A situação escancara uma contradição geográfica e jurídica. Embora o Ceará integre a Bacia Potiguar, região tradicionalmente explorada pela indústria petrolífera, a descoberta doméstica de Sidrônio não o torna um magnata do setor. Pela legislação brasileira, o que está abaixo da superfície pertence à União. Enquanto a Agência Nacional do Petróleo (ANP) avalia se o achado possui viabilidade comercial ou se é apenas um acúmulo residual, como tantos outros já descartados na região, o agricultor permanece com as contas no vermelho e os poços interditados. Caso a exploração seja viabilizada futuramente, ele teria direito a uma participação nos lucros, que raramente ultrapassa 1%, mas o retorno imediato é a incerteza.

O atraso na resposta oficial acentua o desgaste da família. Entre o primeiro contato com os órgãos reguladores, em meados de 2025, e a manifestação efetiva da ANP em fevereiro de 2026, meses se passaram sem que uma solução para o abastecimento básico fosse apresentada. A esperança de Sidrônio agora se desloca do subsolo para a superfície: uma nova adutora pública está em fase final de construção e promete levar água encanada para cerca de 700 famílias da zona rural até o final de março. Se a obra for concluída no prazo, o agricultor finalmente terá o que buscava, independentemente da cor do líquido que repousa no fundo de seus poços.

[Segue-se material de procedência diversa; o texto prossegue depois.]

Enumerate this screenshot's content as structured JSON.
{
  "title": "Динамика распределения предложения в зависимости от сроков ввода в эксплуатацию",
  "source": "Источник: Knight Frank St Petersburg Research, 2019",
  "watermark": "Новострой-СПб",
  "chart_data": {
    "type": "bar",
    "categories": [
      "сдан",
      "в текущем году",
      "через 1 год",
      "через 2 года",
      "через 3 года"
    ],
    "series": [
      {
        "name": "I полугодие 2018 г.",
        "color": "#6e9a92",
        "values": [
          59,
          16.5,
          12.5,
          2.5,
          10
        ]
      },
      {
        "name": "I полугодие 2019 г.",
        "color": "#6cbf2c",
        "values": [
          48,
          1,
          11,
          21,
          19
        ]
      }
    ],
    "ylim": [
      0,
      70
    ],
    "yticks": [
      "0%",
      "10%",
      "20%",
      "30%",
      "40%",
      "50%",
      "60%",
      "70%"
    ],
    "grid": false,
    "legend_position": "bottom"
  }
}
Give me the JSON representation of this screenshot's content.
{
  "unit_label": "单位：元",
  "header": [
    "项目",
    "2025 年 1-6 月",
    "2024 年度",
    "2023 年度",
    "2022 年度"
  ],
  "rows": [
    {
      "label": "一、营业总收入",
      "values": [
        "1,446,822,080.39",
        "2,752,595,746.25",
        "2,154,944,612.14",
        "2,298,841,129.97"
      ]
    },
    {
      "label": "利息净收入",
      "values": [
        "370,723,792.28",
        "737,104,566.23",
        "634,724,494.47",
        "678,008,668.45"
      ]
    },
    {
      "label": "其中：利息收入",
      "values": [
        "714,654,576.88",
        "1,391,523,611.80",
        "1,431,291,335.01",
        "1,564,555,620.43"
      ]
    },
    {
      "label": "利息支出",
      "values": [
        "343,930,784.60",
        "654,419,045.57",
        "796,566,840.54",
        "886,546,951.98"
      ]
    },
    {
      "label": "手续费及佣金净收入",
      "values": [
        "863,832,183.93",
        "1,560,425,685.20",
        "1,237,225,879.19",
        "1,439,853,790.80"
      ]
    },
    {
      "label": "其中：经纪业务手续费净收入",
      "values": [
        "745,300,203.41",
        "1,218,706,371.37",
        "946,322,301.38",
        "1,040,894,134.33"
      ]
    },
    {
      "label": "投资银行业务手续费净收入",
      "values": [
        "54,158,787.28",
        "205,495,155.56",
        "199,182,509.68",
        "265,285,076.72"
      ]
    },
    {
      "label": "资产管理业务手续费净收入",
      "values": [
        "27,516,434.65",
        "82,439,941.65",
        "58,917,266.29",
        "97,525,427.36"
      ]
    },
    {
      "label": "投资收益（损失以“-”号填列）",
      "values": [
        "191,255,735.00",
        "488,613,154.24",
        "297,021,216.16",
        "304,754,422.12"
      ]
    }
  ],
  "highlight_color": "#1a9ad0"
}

Diferente do imaginário popular que associa o petróleo a uma mudança imediata de vida, Sidnei Moreira, filho do agricultor, mantém o pragmatismo típico de quem conhece a dureza do campo. Para a família, o “sonho” do petróleo é, por enquanto, um entrave logístico e uma dívida bancária. O foco permanece na rotina da lavoura de milho e feijão e na criação de animais, atividades que sustentam a casa enquanto o Estado decide o valor do que foi encontrado sob seus pés. Se o progresso chegar, virá por meio de canos de água potável, e não pelos barris de um recurso que eles sequer podem utilizar.